Namun, takdir berkata lain. Tanggal 22 Januari 1970 menjadi hari kelam yang tak terlupakan. Surindro, yang saat itu mempiloti pesawat angkut militer Skyvan T-701, mengalami kecelakaan di perairan Biak, Irian Jaya.
Pesawat yang memiliki kemampuan mendarat di landasan pendek itu hilang bersama tujuh awak lainnya.
Pencarian besar-besaran dilakukan, tetapi hasilnya nihil. Surindro dinyatakan hilang.
Saat itu, Megawati tengah mengandung anak kedua mereka—sebuah kenyataan pahit yang merobek hati muda sang ibu.
Setahun kemudian, tepat pada 22 Januari 1971, Surindro secara resmi dinyatakan gugur dalam tugas.
Pada 9 Desember 1972, Kepala Staf TNI AU mengeluarkan keputusan yang menaikkan pangkatnya menjadi Kapten Pnb Anumerta, sebagai bentuk penghargaan atas pengabdiannya.

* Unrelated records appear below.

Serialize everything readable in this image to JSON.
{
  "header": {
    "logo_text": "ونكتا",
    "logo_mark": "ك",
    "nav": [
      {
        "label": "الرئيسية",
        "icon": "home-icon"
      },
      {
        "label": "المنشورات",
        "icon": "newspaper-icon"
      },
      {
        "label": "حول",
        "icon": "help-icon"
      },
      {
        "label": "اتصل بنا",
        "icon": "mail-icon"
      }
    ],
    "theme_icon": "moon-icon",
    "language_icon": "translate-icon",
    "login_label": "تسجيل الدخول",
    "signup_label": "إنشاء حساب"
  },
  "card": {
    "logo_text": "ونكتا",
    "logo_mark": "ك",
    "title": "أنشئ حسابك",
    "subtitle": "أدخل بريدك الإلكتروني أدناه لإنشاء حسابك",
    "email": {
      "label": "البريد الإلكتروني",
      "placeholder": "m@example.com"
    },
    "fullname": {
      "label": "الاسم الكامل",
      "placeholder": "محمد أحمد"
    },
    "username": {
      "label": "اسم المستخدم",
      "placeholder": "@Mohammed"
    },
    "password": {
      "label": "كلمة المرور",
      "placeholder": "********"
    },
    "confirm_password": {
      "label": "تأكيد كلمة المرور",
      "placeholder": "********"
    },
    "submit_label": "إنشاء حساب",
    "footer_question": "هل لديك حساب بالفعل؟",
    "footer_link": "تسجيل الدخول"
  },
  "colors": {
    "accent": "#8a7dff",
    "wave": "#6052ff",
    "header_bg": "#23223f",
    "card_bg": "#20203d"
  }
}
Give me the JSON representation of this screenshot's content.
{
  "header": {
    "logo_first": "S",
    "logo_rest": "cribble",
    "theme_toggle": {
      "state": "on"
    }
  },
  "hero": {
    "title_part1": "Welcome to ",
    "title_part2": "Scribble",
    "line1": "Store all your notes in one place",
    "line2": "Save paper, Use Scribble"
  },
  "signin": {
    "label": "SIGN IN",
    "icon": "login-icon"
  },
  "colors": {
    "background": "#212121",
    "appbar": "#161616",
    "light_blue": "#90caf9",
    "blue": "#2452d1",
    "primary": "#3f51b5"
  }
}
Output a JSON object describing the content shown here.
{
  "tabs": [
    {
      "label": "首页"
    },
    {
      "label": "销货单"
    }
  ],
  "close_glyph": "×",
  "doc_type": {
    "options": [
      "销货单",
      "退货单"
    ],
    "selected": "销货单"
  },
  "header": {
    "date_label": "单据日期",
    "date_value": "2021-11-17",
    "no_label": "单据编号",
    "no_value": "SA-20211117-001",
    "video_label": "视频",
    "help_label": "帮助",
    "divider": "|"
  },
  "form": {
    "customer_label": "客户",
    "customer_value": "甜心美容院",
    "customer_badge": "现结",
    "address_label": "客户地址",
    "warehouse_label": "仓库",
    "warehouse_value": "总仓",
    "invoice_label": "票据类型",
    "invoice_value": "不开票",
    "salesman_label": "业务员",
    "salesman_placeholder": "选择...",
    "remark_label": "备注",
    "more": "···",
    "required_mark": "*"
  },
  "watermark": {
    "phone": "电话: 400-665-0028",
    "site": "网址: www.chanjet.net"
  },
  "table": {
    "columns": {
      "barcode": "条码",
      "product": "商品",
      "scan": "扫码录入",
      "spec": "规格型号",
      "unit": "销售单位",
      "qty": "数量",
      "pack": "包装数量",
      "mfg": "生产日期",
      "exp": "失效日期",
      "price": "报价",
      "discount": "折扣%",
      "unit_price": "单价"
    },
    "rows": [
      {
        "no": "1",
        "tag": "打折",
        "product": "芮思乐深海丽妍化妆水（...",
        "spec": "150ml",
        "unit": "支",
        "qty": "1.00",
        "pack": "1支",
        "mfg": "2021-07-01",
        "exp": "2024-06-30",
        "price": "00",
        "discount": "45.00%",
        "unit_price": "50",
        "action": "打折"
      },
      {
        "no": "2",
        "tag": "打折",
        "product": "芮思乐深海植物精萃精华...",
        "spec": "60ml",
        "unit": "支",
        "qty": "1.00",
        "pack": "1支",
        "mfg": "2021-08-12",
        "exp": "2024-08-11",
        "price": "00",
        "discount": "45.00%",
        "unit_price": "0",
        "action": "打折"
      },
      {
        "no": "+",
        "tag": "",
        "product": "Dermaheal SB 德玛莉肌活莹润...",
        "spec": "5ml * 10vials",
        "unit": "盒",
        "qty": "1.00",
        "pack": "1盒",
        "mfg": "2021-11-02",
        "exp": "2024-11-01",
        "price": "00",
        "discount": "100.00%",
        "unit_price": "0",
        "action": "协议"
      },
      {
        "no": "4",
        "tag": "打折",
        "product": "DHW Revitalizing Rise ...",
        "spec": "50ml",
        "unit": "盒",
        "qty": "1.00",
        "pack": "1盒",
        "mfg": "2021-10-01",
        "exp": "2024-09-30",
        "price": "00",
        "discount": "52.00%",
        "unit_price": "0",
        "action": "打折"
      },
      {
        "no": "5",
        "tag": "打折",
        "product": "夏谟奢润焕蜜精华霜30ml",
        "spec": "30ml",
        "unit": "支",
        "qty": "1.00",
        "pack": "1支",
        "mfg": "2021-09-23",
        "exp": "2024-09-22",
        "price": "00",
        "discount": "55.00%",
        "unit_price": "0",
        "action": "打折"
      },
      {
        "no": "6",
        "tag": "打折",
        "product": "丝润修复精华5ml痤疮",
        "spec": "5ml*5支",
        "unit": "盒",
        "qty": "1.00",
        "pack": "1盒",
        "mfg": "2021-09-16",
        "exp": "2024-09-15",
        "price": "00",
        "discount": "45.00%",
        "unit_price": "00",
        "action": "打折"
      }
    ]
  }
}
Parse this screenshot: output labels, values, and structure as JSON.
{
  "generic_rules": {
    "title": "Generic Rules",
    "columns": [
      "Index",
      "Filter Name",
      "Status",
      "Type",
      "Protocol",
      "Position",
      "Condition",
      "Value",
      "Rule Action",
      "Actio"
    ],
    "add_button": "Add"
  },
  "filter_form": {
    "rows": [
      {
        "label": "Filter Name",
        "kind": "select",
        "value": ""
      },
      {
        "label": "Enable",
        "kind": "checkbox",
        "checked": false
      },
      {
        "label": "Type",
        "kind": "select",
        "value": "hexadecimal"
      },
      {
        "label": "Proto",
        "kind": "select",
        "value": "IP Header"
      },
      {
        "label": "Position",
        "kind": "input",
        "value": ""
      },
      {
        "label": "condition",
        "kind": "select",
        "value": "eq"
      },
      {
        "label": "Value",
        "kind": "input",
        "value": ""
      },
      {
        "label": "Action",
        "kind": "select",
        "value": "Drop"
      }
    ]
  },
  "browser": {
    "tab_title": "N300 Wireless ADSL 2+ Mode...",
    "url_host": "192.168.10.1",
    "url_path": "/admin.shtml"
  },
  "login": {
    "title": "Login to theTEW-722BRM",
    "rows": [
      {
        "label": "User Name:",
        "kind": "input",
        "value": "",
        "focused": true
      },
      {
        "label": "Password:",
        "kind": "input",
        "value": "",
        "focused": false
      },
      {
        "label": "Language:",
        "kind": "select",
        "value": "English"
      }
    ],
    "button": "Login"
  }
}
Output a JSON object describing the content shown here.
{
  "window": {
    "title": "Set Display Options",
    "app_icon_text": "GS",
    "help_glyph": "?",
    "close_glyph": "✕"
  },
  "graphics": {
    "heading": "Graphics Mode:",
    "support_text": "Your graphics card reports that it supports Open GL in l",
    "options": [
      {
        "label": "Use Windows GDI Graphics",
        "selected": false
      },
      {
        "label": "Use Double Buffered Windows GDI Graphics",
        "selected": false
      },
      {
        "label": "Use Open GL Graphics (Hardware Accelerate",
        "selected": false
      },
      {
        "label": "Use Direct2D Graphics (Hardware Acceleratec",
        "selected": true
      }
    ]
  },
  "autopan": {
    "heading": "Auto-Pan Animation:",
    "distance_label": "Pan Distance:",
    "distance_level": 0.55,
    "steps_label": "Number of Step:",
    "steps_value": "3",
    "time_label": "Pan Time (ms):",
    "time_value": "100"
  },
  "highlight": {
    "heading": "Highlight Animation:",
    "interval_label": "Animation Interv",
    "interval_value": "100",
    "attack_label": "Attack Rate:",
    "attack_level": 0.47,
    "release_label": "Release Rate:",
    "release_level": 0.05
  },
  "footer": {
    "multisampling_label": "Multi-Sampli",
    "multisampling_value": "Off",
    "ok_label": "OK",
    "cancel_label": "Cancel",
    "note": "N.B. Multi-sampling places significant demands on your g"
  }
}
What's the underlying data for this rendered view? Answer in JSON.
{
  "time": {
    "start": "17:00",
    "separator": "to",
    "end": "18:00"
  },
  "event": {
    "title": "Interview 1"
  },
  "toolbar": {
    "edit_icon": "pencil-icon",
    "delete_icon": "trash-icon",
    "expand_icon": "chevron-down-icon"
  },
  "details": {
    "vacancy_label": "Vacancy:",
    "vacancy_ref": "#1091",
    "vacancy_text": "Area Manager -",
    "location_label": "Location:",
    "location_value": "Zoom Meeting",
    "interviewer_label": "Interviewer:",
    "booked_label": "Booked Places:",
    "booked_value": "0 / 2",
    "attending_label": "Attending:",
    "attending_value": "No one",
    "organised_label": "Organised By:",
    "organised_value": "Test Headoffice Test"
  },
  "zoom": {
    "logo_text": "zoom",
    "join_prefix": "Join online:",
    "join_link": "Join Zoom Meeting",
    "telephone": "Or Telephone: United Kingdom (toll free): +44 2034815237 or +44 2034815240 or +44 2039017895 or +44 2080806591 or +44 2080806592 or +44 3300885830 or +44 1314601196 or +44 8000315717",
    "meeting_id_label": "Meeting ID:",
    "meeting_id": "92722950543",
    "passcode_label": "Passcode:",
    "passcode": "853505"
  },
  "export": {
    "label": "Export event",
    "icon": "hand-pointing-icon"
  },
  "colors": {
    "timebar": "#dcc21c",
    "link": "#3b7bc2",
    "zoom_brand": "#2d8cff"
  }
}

Namun, di balik tragedi itu, seperti dikutip dari Wikipedia, beredar berbagai gosip dan teori yang menyebutkan bahwa Surindro sengaja “dilenyapkan” oleh rezim Orde Baru yang saat itu berkuasa—isu yang terus bergema di kalangan pendukung Soekarno.
Sebuah gosip yang hingga belum terklarifikasi kebenarannya.
Nama yang Tetap Hidup
Meski raganya telah tiada, nama Kapten Pnb (Anm.) Surindro Supjarso tak pernah dilupakan.
Pada 2022, namanya diabadikan sebagai Gedung ACMI Kapten Pnb Anumerta Surindro Supjarso di Lanud Iswahjudi. Peresmian gedung itu dilakukan oleh Ketua DPR RI Puan Maharani bersama Kepala Staf TNI AU Fadjar Prasetyo.
Dua putra Surindro hadir menyaksikan momen haru tersebut, sementara Megawati mengikuti peresmian secara virtual.
Nama Surindro kini bukan hanya tercatat dalam sejarah keluarga besar Soekarno, tetapi juga dalam catatan pengabdian para ksatria angkasa Indonesia.